# One contradiction between maximal ideals and prime ideals.

• Dec 23rd 2012, 06:06 PM
Rita
One contradiction between maximal ideals and prime ideals.
First of all, according to the textbook that I use, there are some theorems about maximal and prime ideals.
(a) If R is a commutative ring such that R2=R, then every maximal ideal M in R is prime.
(b) In a commutative ring R with identity maximal ideals always exist.
(c) In a commutative ring R with identity 1R, which is not equal to 0, an ideal P is prime iff the quotient ring R/P is an integral domain.

It seems all right, but the contradiction happens when I think about Zm, the integers modulo m with m not prime.
This is my reasoning:
First, Zm is a commutative ring with identity 1R, which is not equal to 0. And since the identity exists in this ring, Zm2=Zm, so maximal ideals exist and they are prime.
On the other hand, since m is not prime, Zm has zero divisors, say xy=m, 1<x,y<m, then for all ideals I in Zm, Zm/I has zero divisors because (x+I)(y+I)=xy+I=I where x+I and y+I are not equal to I. This means Zm/I is not an integral domain for all ideals I in Zm. By (c), all ideals are not prime. But what about the maximal ideals? They do exist and they're prime.

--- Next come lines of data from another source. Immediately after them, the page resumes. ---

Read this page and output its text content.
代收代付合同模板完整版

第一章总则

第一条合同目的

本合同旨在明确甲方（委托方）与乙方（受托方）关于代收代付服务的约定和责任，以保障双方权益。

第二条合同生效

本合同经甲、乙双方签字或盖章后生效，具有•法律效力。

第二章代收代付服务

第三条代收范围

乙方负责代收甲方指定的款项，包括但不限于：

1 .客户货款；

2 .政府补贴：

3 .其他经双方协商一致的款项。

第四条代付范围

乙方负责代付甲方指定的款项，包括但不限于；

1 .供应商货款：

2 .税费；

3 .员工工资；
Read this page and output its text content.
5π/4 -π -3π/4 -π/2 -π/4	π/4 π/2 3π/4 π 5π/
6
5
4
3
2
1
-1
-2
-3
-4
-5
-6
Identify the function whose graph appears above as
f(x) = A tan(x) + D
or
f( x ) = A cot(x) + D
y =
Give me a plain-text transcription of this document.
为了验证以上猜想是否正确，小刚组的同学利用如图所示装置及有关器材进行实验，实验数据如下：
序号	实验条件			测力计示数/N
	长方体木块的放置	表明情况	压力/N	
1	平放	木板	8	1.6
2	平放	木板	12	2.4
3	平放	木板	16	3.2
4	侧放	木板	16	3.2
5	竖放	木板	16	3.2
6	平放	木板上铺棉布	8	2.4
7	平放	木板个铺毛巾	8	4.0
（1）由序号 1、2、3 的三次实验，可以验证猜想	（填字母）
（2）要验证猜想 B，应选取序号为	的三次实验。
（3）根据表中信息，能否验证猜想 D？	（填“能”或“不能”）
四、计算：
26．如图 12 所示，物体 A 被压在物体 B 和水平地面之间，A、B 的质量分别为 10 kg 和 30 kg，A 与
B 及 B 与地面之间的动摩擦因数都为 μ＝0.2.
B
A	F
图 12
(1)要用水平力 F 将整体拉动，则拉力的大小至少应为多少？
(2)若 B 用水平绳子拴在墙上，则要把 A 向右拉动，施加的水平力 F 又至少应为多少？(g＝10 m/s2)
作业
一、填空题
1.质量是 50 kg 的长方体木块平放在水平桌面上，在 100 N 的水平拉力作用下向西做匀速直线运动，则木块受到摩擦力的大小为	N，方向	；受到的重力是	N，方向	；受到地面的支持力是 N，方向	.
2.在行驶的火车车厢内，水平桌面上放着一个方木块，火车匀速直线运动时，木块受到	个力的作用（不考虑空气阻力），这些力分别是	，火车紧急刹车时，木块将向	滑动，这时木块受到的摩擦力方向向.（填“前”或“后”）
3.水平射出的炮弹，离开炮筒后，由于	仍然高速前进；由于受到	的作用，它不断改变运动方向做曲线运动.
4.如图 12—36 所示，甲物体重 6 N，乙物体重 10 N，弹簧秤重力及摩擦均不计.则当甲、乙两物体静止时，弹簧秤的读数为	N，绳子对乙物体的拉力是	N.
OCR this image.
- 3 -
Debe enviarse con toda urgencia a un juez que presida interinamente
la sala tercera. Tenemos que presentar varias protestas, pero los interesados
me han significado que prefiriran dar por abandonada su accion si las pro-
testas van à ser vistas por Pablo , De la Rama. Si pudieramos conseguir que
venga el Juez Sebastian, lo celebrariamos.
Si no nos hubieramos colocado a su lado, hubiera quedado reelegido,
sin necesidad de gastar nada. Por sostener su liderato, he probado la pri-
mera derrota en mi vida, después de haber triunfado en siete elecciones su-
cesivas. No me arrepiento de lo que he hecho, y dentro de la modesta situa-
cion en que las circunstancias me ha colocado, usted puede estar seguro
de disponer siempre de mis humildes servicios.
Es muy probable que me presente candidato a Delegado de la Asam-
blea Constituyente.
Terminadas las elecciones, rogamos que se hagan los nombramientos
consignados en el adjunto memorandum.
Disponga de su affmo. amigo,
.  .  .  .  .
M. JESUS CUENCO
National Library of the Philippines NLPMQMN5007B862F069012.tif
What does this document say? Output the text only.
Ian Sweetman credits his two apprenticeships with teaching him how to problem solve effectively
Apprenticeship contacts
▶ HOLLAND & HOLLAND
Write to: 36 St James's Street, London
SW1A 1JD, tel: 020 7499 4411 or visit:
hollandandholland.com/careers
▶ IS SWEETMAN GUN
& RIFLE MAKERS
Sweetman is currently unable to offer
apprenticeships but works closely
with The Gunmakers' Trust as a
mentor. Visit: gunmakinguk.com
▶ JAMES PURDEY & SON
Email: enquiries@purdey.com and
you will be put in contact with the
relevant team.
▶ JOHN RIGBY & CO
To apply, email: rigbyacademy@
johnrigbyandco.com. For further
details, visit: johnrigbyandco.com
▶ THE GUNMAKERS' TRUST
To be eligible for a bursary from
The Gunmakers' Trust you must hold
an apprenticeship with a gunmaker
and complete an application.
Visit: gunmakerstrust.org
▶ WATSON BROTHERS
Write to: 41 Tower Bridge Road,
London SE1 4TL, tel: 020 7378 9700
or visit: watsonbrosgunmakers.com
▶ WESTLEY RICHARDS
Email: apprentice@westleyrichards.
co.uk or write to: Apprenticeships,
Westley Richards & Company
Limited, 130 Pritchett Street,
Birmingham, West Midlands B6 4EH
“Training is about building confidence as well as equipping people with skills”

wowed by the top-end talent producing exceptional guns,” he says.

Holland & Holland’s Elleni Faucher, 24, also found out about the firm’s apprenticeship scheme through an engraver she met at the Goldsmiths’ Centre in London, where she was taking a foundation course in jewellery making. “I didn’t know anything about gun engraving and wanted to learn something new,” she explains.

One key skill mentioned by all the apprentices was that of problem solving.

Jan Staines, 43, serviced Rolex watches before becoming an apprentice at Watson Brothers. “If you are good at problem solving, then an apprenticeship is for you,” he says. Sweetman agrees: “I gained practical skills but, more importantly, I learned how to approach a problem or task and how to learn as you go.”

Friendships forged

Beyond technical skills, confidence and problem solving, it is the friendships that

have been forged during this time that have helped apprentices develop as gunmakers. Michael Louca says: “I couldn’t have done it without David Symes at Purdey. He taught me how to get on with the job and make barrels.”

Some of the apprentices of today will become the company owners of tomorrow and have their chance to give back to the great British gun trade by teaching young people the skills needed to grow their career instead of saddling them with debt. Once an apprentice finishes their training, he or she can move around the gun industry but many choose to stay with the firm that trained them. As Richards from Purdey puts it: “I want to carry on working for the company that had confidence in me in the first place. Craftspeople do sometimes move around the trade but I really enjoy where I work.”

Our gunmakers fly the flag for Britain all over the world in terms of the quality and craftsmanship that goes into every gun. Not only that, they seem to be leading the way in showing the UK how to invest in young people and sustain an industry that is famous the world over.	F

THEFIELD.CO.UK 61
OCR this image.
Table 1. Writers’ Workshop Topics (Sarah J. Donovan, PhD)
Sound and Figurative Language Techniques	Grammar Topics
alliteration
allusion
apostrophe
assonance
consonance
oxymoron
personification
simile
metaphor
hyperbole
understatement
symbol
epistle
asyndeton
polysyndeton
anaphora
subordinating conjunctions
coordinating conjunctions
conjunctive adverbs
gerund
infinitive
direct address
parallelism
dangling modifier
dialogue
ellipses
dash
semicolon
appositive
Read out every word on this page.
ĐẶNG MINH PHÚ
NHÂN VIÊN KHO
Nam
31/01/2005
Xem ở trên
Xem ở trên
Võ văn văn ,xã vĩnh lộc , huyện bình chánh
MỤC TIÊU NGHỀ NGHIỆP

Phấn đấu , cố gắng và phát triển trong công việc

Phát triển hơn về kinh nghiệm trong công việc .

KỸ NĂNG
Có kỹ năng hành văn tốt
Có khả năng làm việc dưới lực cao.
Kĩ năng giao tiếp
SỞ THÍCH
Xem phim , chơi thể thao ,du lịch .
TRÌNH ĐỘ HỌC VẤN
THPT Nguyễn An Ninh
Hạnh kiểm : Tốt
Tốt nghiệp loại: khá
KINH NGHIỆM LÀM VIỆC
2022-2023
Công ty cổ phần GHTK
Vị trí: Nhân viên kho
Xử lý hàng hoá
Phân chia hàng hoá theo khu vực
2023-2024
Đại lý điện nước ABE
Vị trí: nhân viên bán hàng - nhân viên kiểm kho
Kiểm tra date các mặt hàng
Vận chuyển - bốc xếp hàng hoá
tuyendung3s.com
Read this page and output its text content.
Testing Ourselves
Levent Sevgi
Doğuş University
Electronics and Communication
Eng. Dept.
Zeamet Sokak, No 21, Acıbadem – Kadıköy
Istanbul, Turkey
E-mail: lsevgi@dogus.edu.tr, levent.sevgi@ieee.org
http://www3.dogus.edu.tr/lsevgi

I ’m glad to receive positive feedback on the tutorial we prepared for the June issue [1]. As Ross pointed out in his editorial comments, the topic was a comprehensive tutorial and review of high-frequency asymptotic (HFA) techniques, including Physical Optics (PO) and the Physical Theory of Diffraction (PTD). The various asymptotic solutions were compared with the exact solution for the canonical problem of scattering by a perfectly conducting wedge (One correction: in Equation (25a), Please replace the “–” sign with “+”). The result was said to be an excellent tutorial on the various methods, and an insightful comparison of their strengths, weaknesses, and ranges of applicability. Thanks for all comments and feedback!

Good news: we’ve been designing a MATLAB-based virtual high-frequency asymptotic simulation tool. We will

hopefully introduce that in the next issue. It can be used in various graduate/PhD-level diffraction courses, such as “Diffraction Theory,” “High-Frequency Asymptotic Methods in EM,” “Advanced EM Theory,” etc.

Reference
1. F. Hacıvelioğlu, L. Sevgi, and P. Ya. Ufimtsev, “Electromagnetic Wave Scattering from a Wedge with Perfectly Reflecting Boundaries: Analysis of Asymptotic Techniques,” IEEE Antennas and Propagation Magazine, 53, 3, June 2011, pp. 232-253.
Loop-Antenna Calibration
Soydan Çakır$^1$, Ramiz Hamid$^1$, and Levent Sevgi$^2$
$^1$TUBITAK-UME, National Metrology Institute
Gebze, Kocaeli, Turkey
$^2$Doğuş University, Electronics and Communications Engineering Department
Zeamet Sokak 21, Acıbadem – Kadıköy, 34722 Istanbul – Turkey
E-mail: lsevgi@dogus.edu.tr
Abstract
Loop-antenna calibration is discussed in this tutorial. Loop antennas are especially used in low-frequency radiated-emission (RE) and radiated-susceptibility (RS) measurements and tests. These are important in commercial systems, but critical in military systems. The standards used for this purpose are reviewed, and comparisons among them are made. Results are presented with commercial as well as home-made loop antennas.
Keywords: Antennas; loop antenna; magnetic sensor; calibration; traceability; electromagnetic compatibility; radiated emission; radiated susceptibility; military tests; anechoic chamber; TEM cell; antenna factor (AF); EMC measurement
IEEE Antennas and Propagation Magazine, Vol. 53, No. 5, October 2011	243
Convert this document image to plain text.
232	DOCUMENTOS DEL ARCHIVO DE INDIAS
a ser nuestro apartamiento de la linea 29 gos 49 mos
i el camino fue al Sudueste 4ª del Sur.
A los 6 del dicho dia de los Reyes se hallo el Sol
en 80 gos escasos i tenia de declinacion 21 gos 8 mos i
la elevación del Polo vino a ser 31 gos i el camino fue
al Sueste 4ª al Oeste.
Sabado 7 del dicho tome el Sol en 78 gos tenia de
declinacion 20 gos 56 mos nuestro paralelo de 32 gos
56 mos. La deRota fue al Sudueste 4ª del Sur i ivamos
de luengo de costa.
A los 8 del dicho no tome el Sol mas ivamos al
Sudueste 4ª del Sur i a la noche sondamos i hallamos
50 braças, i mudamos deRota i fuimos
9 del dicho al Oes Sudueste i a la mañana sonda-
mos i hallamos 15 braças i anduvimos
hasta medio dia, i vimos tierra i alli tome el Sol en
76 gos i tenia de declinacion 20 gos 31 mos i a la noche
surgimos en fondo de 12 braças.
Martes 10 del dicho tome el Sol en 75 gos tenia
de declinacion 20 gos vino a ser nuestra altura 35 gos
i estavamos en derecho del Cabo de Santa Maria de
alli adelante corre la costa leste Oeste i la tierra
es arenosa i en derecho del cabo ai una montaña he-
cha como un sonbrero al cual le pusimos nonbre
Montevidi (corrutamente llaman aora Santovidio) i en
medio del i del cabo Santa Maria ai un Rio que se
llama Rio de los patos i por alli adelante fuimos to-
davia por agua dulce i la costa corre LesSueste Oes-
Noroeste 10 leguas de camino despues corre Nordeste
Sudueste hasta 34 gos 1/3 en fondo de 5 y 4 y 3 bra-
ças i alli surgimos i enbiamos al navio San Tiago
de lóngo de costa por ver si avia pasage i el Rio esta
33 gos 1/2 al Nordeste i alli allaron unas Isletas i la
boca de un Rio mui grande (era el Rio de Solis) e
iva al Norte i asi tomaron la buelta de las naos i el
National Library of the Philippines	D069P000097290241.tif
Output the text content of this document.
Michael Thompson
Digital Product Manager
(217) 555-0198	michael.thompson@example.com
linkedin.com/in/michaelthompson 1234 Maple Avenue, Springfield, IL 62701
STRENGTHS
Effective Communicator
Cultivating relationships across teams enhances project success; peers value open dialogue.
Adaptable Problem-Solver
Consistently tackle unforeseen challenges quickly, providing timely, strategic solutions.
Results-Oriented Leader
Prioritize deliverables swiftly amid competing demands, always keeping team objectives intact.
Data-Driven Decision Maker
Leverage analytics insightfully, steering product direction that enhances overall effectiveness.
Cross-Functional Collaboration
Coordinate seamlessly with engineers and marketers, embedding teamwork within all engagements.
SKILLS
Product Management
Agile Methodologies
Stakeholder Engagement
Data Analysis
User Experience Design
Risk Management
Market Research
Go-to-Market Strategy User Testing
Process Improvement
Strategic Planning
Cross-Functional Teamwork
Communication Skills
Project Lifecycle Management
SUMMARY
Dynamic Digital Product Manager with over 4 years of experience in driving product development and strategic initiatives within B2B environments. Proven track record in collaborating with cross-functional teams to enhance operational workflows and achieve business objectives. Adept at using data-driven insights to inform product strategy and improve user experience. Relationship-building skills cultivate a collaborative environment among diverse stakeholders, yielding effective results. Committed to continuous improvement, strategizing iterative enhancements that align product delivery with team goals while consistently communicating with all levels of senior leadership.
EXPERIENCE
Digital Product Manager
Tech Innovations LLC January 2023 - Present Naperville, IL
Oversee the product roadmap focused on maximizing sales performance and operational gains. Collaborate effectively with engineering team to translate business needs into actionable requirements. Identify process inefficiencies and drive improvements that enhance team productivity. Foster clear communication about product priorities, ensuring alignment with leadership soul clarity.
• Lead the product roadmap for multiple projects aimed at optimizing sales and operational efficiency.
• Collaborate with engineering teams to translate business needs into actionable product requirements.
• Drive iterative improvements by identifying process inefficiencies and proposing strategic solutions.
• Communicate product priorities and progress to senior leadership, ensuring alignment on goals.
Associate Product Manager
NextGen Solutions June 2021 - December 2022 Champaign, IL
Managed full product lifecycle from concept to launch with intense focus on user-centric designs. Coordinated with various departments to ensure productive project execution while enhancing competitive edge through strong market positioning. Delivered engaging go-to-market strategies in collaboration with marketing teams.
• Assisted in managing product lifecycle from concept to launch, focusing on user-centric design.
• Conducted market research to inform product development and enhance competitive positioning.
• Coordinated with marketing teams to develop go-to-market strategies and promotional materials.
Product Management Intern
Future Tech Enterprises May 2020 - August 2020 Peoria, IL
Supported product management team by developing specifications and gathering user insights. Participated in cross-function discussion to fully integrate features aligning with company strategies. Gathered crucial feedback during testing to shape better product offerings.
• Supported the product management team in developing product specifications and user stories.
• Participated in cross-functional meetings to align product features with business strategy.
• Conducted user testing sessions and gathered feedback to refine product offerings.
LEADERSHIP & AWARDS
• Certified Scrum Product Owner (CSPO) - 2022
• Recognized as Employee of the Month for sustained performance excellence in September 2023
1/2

Can anyone tell me what's wrong with my thought?
• Dec 23rd 2012, 09:16 PM
Deveno
Re: One contradiction between maximal ideals and prime ideals.
let's look at Z12.

since this is a cyclic ring, every ideal is of the form (a), for some a. so here are the ideals of Z12:

(0) = {0}
(1) = Z12, not maximal, not prime (by definition the entire ring is excluded from being a prime ideal)
(2) = {0,2,4,6,8,10} <---this is a maximal ideal.
(3) = {0,3,6,9} <---this is a maximal ideal.
(4) = {0,4,8} <--this is NOT a maximal ideal, as it is contained in (2).
(5) = (1) = Z12(since 5*5 = 1 (mod 12))
(6) = {0,6} <---not maximal, contained in (3) and (2)
(7) = (1) (verify!)
(8) = {0,8,4} = (4) <--- not maximal
(9) = {0,9,6,3} = (3) <---maximal
(10) = {0,10,8,6,4,2} = (2) <---maximal
(11) = (1) (obviously since 11 = -1).

it should be clear that Z12/(2) is isomorphic to Z2, which is an integral domain (a field, in fact).

also Z12/(3) is isomorphic to Z3, also an integral domain.

so let's look at what happens for Z12/(4) (note (4) is neither maximal, nor prime: we have 4 = 2*2 in (4), but 2 is not in (4)).

here are the cosets (equivalence classes):

(4) = 0 + (4)
1 + (4)
2 + (4)
3 + (4)

now (2 + (4))(2 + (4)) = 2*2 + (4) = 4 + (4) = (4) = 0 + (4), so 2 + (4) is a zero-divisor in Z12/(4).

this tells us (by (c)) that (4) must not be a prime ideal of Z12, and thus (a) tells us (4) cannot be maximal (but we knew that already, right?).

*********

the flaw in your reasoning is in assuming Zm/I must contain 0-divisors for any I. yes if xy = m, then (x + I)(y + I) = xy + I = I. but with m = 12, we have the following possibilities:

x = 1, y = 0 <--then y + I = I
x = 2, y = 6 note that we have x in I for I = (2), and y in I for I = (3), which are the only maximal ideals of Z12.
x = 3, y = 4 now x is in I for I = (3), and y is in I for I = (2).

we never have a situation where neither x NOR y is in a maximal ideal.